Comecemos pelas estradas; nós aqui que convivemos com o precaríssimo e prosaico tapa-buracos não podemos imaginar que um país esteja construindo auto-estradas[1] de 10 pistas de rolagem, milhares de quilômetros de tapetes asfálticos de deixar até os alemães e suas autobahns humilhados. Mas tudo isso reflete uma visão de mundo que tem no automóvel a figura central, o que, convenhamos, é um atraso. Do pouco que conheci dos chineses, e por acaso perto de meu hotel havia uma Feira do Automóvel com direito aos universais cambistas vendendo ingressos para os que não conseguiram ou não quiseram enfrentar as filas, eles adoram um carro. Há milhares de Audis, BMWs, Mercedes e todo tipo de carro de luxo andando pelas cidades, conduzidos por uma classe afluente com aspirações de consumo que tem como paradigma o mais comezinho ocidentalismo. Fica a pergunta: para que 5000 anos de história se você vai terminar desejando ardentemente uma bolsa Louis Vuiton?

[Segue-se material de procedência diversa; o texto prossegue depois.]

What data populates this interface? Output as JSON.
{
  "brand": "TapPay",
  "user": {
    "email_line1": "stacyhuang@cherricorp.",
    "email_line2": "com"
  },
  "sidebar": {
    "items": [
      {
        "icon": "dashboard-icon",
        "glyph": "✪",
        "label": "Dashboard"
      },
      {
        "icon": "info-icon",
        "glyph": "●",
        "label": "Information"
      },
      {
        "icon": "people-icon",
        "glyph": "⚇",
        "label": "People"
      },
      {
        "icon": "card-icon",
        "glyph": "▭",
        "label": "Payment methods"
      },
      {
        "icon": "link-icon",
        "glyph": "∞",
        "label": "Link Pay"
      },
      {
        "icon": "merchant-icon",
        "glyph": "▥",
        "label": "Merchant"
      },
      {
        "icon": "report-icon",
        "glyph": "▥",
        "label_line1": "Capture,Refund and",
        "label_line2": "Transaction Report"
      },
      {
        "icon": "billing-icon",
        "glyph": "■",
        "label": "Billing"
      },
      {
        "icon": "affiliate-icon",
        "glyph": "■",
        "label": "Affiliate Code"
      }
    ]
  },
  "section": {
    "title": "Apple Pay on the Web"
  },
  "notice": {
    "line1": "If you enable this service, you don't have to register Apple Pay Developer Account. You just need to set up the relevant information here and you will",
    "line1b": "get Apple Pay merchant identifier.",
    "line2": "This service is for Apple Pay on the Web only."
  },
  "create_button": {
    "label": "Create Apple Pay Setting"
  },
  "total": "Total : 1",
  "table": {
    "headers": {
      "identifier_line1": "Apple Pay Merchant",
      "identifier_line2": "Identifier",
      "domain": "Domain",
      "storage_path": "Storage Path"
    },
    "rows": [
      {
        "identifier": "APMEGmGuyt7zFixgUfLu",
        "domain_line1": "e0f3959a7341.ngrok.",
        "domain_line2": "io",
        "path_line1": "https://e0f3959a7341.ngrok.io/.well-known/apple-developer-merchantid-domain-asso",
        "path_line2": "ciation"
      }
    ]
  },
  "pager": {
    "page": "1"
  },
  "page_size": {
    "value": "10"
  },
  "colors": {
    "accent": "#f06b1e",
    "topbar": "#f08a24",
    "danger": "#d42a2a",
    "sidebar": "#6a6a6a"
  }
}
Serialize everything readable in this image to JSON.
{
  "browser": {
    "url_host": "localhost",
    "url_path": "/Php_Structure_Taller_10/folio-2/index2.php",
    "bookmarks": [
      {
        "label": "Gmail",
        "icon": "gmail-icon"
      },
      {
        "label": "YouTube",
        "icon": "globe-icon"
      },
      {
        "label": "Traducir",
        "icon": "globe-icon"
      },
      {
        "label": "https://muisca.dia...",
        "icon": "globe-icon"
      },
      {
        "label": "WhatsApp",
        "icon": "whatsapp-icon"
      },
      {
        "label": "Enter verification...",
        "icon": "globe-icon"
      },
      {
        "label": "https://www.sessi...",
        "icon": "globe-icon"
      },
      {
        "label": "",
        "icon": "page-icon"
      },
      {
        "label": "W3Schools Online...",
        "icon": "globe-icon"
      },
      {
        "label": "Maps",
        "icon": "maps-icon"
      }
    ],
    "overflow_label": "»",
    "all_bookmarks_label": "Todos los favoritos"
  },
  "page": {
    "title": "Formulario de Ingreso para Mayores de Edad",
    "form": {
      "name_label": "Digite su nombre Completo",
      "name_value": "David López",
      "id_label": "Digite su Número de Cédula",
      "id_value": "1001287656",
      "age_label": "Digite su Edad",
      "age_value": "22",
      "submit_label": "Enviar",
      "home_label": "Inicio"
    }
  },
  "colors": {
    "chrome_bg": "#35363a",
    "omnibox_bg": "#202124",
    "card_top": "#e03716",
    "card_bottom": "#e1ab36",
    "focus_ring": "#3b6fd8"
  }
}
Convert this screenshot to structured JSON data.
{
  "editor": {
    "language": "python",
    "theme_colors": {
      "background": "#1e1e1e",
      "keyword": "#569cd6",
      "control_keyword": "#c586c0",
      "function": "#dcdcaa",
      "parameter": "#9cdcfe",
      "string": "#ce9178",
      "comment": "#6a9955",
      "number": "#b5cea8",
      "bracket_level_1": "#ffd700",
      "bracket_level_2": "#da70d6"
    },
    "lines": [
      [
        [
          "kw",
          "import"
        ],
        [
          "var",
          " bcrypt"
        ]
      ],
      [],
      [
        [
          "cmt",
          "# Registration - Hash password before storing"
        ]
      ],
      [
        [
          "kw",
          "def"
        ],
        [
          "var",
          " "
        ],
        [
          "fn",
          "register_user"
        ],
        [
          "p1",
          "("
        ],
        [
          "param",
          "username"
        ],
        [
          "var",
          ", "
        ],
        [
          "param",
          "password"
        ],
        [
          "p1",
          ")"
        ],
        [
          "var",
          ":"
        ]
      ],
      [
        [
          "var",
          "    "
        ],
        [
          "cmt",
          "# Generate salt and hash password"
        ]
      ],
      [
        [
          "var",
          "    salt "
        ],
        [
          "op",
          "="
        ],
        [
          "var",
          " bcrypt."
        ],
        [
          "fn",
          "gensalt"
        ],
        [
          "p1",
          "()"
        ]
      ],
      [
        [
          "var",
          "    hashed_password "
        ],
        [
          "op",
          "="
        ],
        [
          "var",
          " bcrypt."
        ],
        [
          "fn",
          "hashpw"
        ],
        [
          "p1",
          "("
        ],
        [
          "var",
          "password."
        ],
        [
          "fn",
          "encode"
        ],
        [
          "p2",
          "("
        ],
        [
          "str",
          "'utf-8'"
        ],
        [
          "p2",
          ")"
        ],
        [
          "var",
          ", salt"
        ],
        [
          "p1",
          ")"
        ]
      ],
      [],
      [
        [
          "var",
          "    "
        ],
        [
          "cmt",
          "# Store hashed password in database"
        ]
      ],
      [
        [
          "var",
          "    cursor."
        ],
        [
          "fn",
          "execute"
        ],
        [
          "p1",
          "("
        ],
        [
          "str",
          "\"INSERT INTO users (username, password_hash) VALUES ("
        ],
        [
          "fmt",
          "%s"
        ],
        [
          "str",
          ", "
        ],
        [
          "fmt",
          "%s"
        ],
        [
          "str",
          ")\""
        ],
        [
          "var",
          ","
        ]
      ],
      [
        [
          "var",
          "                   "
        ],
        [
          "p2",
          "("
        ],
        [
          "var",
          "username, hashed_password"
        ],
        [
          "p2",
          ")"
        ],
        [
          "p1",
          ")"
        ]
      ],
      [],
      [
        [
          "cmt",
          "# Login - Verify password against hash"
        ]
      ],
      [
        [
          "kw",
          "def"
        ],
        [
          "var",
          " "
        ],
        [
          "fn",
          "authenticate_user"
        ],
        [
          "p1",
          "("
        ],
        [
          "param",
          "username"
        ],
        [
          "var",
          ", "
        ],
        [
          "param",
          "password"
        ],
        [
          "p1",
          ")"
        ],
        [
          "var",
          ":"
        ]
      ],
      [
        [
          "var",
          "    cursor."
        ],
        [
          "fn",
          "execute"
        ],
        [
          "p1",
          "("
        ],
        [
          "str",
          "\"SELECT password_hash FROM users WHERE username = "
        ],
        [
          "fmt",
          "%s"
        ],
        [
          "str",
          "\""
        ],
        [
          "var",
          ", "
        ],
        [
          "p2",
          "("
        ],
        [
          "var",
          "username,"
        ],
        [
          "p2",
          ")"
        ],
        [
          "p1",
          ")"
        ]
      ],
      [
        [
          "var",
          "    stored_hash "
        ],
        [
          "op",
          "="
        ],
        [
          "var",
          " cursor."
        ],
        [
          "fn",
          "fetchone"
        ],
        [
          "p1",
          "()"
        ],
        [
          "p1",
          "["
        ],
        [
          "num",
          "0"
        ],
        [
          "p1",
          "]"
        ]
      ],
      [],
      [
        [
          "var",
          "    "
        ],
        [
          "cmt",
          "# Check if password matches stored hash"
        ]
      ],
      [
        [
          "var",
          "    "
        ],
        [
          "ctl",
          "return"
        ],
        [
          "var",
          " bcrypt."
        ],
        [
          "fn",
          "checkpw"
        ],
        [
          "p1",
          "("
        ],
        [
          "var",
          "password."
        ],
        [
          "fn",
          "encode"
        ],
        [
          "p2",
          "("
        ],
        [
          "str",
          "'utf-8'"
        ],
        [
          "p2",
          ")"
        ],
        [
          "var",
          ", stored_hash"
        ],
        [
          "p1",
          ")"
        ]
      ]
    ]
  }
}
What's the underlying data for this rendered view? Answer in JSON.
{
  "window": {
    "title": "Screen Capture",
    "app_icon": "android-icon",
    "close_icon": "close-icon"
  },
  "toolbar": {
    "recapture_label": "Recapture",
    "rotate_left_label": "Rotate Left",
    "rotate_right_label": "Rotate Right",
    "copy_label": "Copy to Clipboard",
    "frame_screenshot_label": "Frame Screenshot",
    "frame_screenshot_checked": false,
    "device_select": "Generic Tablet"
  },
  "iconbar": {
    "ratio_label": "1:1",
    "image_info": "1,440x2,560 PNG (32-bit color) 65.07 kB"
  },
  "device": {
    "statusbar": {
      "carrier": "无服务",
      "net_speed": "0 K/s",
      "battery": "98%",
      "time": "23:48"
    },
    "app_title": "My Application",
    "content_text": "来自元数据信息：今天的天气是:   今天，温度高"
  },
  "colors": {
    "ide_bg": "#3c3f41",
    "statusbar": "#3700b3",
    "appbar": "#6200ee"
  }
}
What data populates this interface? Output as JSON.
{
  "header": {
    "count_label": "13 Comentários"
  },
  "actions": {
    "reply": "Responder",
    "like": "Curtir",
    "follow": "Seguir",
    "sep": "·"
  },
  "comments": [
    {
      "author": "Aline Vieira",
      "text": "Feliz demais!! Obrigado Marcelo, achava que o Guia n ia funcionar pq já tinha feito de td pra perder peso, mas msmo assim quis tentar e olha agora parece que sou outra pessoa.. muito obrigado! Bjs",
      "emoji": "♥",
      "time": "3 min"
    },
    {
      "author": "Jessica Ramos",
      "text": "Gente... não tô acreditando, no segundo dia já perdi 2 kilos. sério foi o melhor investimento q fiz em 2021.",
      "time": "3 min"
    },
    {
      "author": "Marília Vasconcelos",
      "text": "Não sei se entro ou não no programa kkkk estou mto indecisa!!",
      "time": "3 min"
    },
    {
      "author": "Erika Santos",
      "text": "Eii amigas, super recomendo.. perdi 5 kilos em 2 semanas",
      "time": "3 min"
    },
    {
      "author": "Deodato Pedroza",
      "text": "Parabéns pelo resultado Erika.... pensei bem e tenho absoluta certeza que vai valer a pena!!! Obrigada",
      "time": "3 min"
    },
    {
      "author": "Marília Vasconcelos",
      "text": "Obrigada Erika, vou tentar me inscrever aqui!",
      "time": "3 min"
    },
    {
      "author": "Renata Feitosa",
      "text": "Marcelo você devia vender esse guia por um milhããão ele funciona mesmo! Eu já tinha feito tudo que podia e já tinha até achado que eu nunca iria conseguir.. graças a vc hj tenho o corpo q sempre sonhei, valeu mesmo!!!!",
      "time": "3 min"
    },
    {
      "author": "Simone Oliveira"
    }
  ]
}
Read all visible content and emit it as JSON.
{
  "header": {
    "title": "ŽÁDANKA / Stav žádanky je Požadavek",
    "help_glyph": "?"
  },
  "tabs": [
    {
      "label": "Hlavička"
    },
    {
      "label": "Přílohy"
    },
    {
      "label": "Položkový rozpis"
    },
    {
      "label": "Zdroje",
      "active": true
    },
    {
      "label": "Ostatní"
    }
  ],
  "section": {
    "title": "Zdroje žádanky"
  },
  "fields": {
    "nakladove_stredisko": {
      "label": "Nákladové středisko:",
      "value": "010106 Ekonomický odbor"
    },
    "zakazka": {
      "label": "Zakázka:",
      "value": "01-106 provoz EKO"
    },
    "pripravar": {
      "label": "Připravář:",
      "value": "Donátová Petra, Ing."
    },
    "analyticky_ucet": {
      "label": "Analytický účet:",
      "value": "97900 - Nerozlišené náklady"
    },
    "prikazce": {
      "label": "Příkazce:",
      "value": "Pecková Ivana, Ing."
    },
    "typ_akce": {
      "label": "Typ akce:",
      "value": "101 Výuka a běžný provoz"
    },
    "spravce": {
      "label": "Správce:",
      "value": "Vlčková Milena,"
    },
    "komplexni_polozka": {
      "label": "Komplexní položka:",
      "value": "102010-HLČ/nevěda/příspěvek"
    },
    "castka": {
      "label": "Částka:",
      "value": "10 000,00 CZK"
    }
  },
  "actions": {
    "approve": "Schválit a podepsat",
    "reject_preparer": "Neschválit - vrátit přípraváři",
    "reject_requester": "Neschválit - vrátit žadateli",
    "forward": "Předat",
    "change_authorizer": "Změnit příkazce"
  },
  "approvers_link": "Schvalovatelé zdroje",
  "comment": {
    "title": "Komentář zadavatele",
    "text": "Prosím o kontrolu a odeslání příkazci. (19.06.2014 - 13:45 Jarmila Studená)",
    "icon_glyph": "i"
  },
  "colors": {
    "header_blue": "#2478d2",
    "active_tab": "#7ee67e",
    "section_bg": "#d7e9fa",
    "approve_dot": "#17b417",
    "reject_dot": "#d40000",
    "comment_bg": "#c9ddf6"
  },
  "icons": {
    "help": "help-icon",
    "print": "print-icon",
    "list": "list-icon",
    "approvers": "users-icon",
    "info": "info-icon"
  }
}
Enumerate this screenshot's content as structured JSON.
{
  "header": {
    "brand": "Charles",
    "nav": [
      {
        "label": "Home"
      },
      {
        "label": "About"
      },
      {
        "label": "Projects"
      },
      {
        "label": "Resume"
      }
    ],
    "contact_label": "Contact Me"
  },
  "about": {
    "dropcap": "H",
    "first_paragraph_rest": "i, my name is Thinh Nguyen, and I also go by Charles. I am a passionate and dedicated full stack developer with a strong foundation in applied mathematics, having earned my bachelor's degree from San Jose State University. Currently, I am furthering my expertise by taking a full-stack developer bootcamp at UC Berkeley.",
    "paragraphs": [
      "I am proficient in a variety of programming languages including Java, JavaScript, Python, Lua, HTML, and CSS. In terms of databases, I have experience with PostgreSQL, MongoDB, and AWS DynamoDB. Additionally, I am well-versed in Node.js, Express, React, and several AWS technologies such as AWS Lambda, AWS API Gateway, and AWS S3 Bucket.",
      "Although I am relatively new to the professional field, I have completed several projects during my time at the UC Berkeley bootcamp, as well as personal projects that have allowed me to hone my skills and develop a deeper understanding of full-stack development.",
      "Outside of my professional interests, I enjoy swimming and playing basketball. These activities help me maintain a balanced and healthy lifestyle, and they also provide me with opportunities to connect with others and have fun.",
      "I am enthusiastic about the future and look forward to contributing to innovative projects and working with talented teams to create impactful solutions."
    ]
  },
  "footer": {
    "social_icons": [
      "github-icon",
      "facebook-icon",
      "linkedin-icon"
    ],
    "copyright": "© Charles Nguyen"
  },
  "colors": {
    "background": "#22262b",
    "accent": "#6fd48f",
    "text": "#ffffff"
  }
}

[1] Não vi a cena tão comum aqui de um miserável com uma bandeirinha desbotada sinalizando distraidamente o início de uma obra na estrada. Lá, no país da mão de obra barata, isto é automatizado. Aliás, de maneira geral, não vi o uso excessivo de mão de obra aplicado em tarefas ridículas.

Falei dos prédios e devo dizer que me assustei com a ausência da inspiração arquitetônica. Mais de um bilhão de sujeitos e não produziram um Niemeyer, um Reidy, um Lúcio Costa? Será que o I.M. Pei saiu de lá e foi construir a pirâmide do Louvre sem deixar herdeiros? Dizem que mais de 50% do cimento de todo mundo está sendo usado hoje pela China. Podiam fazer melhor uso. Para compensar devo reconhecer que foram eles que, junto com os egípcios, começaram esta história de obras públicas, uns com as pirâmides, outros com a espetacular Grande Muralha. A Cidade Proibida também impressiona. Parece que o gosto pelas mega-construções, todo esse afã de erguer, concretar, edificar, ressurgiu num processo atávico com toda a força agora, mas sem a centelha do gênio.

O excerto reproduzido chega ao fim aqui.